In vitro phosphorylation of a glycated protein substrate. (A) SDS-PAGE showing the purified glycated lysozyme substrate following in vitro glycation with glucose or ribose sugar. The protein ladder is also marked. (B) HsFN3K phosphorylates the glycated lysozyme only. No phosphorylation signal is observed for unmodified lysozyme within the 30 min time course. (C) The phosphorylation of glucose glycated lysozyme with different HsFN3K proteins (WT and mutant).
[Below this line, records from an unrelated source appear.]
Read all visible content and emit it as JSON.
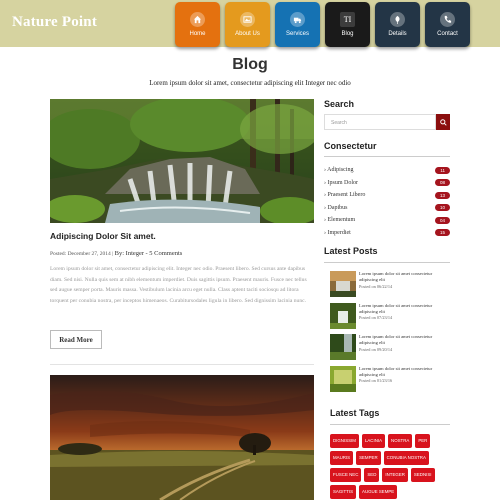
{
  "brand": {
    "logo": "Nature Point"
  },
  "nav": [
    {
      "label": "Home",
      "icon": "home-icon"
    },
    {
      "label": "About Us",
      "icon": "image-icon"
    },
    {
      "label": "Services",
      "icon": "truck-icon"
    },
    {
      "label": "Blog",
      "icon": "text-icon",
      "glyph": "TI"
    },
    {
      "label": "Details",
      "icon": "leaf-icon"
    },
    {
      "label": "Contact",
      "icon": "phone-icon"
    }
  ],
  "page": {
    "title": "Blog",
    "subtitle": "Lorem ipsum dolor sit amet, consectetur adipiscing elit Integer nec odio"
  },
  "post": {
    "title": "Adipiscing Dolor Sit amet.",
    "date": "Posted: December 27, 2014",
    "author": "By: Integer",
    "comments": "5 Comments",
    "excerpt": "Lorem ipsum dolor sit amet, consectetur adipiscing elit. Integer nec odio. Praesent libero. Sed cursus ante dapibus diam. Sed nisi. Nulla quis sem at nibh elementum imperdiet. Duis sagittis ipsum. Praesent mauris. Fusce nec tellus sed augue semper porta. Mauris massa. Vestibulum lacinia arcu eget nulla. Class aptent taciti sociosqu ad litora torquent per conubia nostra, per inceptos himenaeos. Curabitursodales ligula in libero. Sed dignissim lacinia nunc.",
    "read_more": "Read More"
  },
  "sidebar": {
    "search_title": "Search",
    "search_placeholder": "Search",
    "categories_title": "Consectetur",
    "categories": [
      {
        "label": "Adipiscing",
        "count": "11"
      },
      {
        "label": "Ipsum Dolor",
        "count": "08"
      },
      {
        "label": "Praesent Libero",
        "count": "13"
      },
      {
        "label": "Dapibus",
        "count": "10"
      },
      {
        "label": "Elementum",
        "count": "04"
      },
      {
        "label": "Imperdiet",
        "count": "15"
      }
    ],
    "latest_title": "Latest Posts",
    "latest_posts": [
      {
        "text": "Lorem ipsum dolor sit amet consectetur adipiscing elit",
        "date": "Posted on 06/22/14"
      },
      {
        "text": "Lorem ipsum dolor sit amet consectetur adipiscing elit",
        "date": "Posted on 07/23/14"
      },
      {
        "text": "Lorem ipsum dolor sit amet consectetur adipiscing elit",
        "date": "Posted on 09/20/14"
      },
      {
        "text": "Lorem ipsum dolor sit amet consectetur adipiscing elit",
        "date": "Posted on 01/23/16"
      }
    ],
    "tags_title": "Latest Tags",
    "tags": [
      "DIGNISSIM",
      "LACINIA",
      "NOSTRA",
      "PER",
      "MAURIS",
      "SEMPER",
      "CONUBIA NOSTRA",
      "FUSCE NEC",
      "SED",
      "INTEGER",
      "SEDNISI",
      "SAGITTIS",
      "AUGUE SEMPE"
    ]
  },
  "colors": {
    "header": "#d6d3a0",
    "accent": "#a5141e",
    "tag": "#d8131d"
  }
}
D217N, D234N, and W219F mutants showed no phosphorylation signal compared to WT HsFN3K. (D) The HsFN3K W219H mutation exhibits substantially elevated kinase activity on the glycated lysozyme, without affecting specificity.

Figure 7-

Structure of HsFN3K-D217S. (A) The crystal structure of the HsFN3KΔ_D217S mutant showing the bound ATP nucleotide in both protomers in the asymmetric unit. The electron density of both ATP molecules and the flipped W219 is shown for (B) protomer-1 and (C) protomer-2 in the ASU. No substrate was observed in the substrate binding site. (D) The thermal melting spectra for HsFN3K-FL (WT) (blue solid lines) in the presence of DMF and different nucleotides. The analysis shows that the Tm change is significantly higher with ATP (red solid lines) compared to ADP (black solid lines). DMF binding shows no further Tm increase.